Celui de l’allemand polyglotte est écrasant de références à Hegel et à l’idéalisme mais pour qui sait lire à travers, il n’est pas si austère. Celui de ma soeur se permet quelques clins d’oeil amusés et a plus une vocation de synthèse : écologie, ethnologie, sagesse orientale. En clair, il est plus frais et se détache du fardeau occidentalo-centré de la philosophie. Bref, selon votre background universitaire, il va falloir choisir le bon au risque soit d’être écrasé, soit d’être circonspect face aux proverbes zen.
Mais les points communs au fait ?
Déjà tous deux ont acté : le XXIème siècle, c’est déjà celui de l’écologie et nous vivons bien la mort d’un paradigme qui pantèle encore pour ne pas céder la place au nouveau.
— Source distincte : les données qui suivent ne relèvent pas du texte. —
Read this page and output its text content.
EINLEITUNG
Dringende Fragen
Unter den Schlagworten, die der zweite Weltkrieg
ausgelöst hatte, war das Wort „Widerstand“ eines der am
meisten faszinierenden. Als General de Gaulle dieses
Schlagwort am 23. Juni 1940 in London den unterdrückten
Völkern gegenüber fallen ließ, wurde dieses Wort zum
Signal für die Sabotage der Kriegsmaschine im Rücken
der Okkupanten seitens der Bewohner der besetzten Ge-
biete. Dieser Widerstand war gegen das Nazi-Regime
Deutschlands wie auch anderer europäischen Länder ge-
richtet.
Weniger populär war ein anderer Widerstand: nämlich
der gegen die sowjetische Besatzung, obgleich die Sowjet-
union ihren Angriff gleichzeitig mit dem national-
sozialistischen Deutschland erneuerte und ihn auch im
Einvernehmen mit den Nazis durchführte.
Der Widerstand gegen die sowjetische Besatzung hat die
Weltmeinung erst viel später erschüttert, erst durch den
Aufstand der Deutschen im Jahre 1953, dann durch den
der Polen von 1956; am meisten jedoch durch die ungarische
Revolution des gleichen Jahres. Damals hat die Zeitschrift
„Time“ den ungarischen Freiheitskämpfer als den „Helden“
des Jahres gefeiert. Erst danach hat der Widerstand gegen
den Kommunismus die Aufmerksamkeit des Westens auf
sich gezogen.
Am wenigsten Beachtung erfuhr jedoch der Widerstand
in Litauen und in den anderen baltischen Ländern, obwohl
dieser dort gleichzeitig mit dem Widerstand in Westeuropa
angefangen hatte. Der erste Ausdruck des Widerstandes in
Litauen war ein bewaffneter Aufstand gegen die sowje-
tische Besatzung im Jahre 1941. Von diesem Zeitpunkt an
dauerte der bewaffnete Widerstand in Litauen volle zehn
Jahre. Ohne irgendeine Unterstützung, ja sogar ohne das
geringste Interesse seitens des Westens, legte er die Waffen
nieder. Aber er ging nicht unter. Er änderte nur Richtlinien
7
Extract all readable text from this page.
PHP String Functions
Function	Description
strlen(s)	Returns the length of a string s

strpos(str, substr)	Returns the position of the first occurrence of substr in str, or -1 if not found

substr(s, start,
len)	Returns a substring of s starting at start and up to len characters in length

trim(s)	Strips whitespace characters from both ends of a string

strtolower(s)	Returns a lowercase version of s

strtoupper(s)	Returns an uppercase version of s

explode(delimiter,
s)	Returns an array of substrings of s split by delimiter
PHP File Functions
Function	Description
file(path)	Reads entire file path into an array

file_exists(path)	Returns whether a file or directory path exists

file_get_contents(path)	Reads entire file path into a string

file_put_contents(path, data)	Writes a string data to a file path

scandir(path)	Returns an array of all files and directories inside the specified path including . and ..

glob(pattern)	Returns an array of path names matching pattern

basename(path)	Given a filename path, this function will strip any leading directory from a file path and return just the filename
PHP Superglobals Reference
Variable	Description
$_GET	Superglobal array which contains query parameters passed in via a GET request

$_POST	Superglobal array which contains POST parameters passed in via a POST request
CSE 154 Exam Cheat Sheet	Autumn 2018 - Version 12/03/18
Si Sabine est plus optimiste et liste déjà les initiatives fructueuses qui sont déjà dans cette fameuse transition écologique, celui de Vittorio décortique plus les jeux dialectiques qui se révèlent dans ces moments de basculement. L’histoire se répète en effet.
C’est Ernst Ulrich von Weizsäcker (le fils du physicien au rôle trouble dans le développement de l’arme atomique par les nazis) qui attribuait à chaque siècle son thème.
Le XVII fut la religion, le XVIII fut pour les cours princières, le XIX pour les Nations, le XX pour l’économie. Et à chaque fois, lors des transitions on peut distinguer deux familles : les conservateurs et les progressistes. Pour affiner, on peut même décliner en vieux conservateurs (Hans Jonas), jeunes conservateurs (Nouvelle Droite française), neo-conservateurs (tous les économistes officiels sur les plateaux télés…)
Et sur l’autre bord, des neo-progressistes (CGT), jeunes progressistes (Derrida), vieux progressistes (Habermas) et enfin, partisans avancés du nouveau paradigme : Colibris, MAUSS, objecteurs de croissance…
De prime abord, cet étiquetage peut sembler insupportable et cloisonnante. Mais c’est tout le contraire. Le propos de Hösle (mais d’autres ne l’ont pas attendu), c’est de montrer que ce sont les catégories d’aujourd’hui qui ne fonctionnent pas. Ainsi, au sein d’une famille politique, c’est la discorde complète. On trouve des neo-conservateurs au sein des deux grands partis français ce qui fait qu’il n’y aurait pas d’incompatibilité formelle entre certains de leurs représentants (disons Valls et Fillon). La réciproque est vraie concernant les progressistes. Et même chose du côté des syndicats ou apparentés. Vous aurez chez ATTAC des productivistes focalisés sur la lutte des classes aussi bien que des objecteurs de croissance.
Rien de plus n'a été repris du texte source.